Reflecting on a life spent wondering about unrealized potential.

What I could

Questioning what could have been.

I hear your voice in the back of my head

Hearing your influence lingering in my thoughts.

Screaming out, you'll never be enough

Your voice emphasizes that I'll never measure up.

Of all the words playing on repeat

Words, possibly hurtful, repeating in the mind.

They had to be the nightmare of my past

Those words are the haunting remnants of a painful past.

It's taken years for me to get this far

It took years to overcome and reach this point.

For me to say, I forgive everything

Finally reaching a state of forgiveness.

Still I don't understand you

Despite forgiveness, not comprehending your actions.

What makes you think

Questioning the rationale behind your behavior.

You could choke a child

An accusation of an extreme and harmful action.

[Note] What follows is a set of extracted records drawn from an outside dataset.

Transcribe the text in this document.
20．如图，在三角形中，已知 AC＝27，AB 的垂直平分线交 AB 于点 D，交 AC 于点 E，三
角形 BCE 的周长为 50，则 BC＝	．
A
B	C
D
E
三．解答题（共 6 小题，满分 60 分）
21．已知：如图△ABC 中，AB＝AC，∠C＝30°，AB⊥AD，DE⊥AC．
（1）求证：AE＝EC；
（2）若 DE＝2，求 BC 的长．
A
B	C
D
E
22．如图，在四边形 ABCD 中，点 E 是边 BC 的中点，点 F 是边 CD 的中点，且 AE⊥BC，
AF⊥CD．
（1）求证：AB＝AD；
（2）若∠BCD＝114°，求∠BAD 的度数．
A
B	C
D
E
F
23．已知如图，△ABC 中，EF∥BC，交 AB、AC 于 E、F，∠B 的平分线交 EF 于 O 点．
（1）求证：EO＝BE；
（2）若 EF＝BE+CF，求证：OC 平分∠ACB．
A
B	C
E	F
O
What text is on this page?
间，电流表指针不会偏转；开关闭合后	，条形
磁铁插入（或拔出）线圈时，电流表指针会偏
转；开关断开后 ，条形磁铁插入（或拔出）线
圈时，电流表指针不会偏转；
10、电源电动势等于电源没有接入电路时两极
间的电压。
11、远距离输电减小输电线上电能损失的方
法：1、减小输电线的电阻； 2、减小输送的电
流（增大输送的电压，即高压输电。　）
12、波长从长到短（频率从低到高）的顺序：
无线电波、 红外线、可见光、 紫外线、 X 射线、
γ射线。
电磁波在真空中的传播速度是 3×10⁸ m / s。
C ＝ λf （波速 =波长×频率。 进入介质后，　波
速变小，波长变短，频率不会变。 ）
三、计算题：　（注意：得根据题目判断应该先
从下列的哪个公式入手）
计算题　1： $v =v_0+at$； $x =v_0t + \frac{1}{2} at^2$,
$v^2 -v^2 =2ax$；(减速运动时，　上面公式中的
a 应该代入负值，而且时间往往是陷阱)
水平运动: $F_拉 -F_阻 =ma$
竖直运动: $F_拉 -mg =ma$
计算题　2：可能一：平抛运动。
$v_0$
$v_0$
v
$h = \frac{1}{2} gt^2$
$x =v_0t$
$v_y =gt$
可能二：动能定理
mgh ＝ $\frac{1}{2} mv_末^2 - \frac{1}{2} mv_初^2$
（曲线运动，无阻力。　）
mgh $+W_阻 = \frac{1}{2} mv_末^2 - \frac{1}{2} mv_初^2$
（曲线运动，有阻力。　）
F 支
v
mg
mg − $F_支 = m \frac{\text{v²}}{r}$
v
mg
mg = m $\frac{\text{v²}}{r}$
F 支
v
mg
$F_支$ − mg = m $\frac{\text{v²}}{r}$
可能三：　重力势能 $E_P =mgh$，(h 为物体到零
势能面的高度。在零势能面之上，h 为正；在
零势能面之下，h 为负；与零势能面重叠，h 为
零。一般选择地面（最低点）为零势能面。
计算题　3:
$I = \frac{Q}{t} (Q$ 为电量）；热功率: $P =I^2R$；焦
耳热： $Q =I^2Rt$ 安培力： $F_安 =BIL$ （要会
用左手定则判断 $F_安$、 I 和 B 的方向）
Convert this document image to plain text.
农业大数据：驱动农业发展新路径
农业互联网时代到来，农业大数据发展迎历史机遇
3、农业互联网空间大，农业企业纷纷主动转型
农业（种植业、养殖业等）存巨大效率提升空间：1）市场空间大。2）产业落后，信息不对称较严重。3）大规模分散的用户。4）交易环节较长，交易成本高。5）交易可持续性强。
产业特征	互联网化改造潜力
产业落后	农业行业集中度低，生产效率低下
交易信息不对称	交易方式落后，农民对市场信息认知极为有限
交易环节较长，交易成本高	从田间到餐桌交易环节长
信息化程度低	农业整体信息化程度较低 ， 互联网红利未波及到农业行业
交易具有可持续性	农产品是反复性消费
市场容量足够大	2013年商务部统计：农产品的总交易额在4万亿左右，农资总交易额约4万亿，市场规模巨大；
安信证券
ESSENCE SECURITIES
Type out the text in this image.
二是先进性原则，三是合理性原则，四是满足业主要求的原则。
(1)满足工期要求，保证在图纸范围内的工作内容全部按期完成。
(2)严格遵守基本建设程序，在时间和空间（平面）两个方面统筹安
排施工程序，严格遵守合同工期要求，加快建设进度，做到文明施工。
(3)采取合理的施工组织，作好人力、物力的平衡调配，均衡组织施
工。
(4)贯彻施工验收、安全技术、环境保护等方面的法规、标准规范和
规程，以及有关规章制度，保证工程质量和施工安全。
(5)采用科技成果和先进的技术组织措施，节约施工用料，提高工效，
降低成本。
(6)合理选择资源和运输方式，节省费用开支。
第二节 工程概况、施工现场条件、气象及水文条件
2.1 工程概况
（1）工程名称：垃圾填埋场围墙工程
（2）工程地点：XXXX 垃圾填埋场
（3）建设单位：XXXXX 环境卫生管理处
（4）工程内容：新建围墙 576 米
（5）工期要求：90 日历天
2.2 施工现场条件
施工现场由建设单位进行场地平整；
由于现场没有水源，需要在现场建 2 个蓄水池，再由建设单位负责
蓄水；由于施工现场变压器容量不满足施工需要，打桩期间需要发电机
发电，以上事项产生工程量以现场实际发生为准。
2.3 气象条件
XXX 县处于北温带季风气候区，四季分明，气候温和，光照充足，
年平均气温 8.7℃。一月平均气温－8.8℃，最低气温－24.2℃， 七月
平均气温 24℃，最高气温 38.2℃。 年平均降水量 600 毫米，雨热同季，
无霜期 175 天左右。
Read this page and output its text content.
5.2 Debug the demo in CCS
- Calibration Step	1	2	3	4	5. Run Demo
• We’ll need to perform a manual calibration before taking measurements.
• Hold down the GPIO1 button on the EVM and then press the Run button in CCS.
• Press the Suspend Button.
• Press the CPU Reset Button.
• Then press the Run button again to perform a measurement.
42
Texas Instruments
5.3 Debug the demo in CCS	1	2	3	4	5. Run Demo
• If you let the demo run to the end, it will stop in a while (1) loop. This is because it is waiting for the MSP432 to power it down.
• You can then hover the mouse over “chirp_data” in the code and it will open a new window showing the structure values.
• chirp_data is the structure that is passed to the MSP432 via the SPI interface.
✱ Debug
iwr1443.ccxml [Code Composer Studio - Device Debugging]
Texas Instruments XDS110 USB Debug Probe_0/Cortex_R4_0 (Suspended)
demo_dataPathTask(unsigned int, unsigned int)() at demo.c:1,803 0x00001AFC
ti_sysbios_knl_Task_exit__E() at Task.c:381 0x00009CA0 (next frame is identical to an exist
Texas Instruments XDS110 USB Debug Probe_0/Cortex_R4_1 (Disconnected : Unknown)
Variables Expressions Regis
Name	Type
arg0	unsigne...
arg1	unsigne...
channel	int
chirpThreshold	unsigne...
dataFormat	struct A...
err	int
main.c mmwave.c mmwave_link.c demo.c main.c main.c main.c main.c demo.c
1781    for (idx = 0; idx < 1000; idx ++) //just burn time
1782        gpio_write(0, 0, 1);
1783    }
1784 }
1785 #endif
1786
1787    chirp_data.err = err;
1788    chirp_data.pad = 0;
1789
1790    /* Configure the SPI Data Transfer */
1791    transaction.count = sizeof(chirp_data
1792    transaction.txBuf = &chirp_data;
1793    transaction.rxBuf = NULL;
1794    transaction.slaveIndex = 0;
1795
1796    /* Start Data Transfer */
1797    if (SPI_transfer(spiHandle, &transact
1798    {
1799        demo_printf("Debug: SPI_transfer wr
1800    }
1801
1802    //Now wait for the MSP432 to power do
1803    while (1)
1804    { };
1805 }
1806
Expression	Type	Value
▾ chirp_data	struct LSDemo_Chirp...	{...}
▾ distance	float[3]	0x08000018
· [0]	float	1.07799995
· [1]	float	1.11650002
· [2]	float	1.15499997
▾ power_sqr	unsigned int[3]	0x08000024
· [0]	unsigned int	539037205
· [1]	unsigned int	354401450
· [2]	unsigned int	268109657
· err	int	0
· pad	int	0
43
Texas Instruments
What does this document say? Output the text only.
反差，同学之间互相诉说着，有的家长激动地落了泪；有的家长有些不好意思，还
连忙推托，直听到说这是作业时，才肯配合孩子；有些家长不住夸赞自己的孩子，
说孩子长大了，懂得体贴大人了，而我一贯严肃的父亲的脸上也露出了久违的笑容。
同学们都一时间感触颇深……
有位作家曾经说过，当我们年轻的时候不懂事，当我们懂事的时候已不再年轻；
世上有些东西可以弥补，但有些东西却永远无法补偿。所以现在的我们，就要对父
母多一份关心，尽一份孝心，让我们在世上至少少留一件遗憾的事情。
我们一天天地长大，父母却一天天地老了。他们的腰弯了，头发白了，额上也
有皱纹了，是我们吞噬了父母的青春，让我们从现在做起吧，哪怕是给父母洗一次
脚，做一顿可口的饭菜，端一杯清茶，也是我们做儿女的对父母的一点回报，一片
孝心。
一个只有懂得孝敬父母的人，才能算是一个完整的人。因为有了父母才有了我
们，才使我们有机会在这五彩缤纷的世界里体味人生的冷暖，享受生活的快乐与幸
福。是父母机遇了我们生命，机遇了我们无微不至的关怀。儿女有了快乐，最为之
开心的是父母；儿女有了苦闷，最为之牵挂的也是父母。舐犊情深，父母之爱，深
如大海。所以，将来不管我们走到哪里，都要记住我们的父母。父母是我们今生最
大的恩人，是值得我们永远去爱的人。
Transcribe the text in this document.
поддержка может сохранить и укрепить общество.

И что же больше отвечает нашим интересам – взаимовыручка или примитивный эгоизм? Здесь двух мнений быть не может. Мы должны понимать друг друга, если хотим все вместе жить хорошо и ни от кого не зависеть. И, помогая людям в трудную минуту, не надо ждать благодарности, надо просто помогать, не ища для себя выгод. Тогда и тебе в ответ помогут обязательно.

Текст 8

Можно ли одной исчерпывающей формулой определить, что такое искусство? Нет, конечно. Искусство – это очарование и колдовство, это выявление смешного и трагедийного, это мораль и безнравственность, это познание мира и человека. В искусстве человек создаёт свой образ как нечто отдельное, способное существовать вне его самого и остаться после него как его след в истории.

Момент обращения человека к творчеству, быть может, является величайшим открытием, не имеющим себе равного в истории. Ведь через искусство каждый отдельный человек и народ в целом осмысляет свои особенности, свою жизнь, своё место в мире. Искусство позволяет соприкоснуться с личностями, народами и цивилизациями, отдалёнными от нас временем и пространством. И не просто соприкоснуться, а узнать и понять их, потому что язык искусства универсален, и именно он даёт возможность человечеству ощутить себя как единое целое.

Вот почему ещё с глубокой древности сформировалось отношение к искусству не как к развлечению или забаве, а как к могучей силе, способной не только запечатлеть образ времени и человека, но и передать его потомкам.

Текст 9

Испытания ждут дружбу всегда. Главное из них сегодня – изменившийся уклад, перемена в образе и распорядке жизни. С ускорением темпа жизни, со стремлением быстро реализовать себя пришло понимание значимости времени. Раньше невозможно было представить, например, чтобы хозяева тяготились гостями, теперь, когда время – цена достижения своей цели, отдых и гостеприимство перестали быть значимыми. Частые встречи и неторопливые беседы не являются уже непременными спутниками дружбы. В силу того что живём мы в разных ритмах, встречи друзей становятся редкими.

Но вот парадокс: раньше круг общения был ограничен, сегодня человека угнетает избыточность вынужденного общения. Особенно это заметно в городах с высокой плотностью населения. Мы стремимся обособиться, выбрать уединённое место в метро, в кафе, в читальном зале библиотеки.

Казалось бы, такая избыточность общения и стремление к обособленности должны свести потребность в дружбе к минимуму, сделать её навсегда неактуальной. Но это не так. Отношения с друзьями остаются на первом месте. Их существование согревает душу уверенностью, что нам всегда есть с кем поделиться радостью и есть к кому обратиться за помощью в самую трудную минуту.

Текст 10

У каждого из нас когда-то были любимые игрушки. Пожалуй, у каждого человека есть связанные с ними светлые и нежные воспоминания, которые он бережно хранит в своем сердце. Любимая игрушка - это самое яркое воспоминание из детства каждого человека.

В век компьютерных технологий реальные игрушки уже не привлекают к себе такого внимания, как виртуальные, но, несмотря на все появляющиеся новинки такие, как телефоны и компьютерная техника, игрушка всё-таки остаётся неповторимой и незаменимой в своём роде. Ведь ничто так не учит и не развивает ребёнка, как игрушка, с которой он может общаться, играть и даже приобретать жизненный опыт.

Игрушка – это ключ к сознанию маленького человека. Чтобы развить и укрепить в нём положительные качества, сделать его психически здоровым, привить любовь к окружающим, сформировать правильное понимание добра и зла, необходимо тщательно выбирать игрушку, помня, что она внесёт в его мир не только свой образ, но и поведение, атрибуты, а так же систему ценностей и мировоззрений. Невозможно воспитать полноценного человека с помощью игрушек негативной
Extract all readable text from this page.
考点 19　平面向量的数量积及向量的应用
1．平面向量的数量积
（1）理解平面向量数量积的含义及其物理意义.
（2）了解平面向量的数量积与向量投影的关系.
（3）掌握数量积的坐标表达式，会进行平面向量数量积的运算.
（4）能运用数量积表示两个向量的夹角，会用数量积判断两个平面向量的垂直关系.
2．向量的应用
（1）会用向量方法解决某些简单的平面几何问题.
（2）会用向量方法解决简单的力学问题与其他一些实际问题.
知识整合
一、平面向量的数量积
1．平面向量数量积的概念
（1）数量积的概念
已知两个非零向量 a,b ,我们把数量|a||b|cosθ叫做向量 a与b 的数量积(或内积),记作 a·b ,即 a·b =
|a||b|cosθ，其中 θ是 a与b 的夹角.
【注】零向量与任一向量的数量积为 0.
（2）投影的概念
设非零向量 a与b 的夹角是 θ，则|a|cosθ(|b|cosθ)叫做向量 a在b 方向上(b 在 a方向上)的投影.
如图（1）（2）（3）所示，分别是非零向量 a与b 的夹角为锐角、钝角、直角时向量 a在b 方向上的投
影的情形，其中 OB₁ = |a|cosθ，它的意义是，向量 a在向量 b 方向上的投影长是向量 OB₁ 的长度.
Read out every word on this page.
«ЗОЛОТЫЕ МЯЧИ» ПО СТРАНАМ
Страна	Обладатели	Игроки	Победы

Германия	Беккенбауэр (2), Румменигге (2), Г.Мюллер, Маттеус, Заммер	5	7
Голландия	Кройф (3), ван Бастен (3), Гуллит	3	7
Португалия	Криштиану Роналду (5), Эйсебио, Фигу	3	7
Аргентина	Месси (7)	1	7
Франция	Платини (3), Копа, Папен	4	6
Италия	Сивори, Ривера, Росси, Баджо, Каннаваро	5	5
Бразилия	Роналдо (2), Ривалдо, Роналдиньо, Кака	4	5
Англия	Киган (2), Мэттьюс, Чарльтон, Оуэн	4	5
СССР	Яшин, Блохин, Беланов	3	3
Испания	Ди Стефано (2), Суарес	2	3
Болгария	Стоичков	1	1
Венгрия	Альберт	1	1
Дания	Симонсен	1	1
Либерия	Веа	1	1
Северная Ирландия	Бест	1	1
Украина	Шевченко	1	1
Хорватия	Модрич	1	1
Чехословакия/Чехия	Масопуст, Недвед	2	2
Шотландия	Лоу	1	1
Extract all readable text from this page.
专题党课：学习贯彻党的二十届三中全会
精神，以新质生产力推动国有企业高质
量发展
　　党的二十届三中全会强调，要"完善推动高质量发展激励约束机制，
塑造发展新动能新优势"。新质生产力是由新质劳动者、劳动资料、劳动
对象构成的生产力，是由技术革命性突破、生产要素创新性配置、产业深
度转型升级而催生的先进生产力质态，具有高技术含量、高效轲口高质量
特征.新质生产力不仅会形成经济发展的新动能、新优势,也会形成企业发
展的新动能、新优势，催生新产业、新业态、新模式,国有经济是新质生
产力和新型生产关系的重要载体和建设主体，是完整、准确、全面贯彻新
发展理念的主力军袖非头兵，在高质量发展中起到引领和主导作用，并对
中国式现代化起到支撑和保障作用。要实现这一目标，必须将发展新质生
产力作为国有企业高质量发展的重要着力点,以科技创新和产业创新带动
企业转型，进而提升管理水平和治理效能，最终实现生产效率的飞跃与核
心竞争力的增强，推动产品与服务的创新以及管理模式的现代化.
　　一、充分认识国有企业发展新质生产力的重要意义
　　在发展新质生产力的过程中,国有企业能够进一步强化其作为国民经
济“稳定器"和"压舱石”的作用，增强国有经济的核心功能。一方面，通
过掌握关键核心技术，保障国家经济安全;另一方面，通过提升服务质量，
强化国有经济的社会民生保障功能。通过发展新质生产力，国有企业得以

It's taken years for me to get this far

Reiterating the journey of overcoming challenges.

My resolve is withering

Expressing a weakening of determination.

I chose to forgive you once

Choosing forgiveness once before.

I might not do it again

Uncertainty about forgiving again in the future.

I hear your voice in the back of my head

Revisiting the haunting influence of your voice.

Screaming out, you'll never be enough

The persisting belief that I'll never be enough.

Of all the words playing on repeat

Repetition of hurtful words in the mind.

They had to be the nightmare of my past

Those words continue to be a nightmare from the past.

I dream of the day

Dreaming of a future where I am liberated.

That I'll be set free

Yearning for the day when self-doubt is overcome.

Of self doubt and longing to be someone else

The desire to be someone else is fading away.

They wither away

Hopes and aspirations are diminishing.

At all I can be

Lamenting the loss of potential due to anxiety.

I've lost my potential to anxiety

Acknowledging a state of diminished capability.

I'd rather dig my own grave

Preferably choosing self-destruction over continued suffering.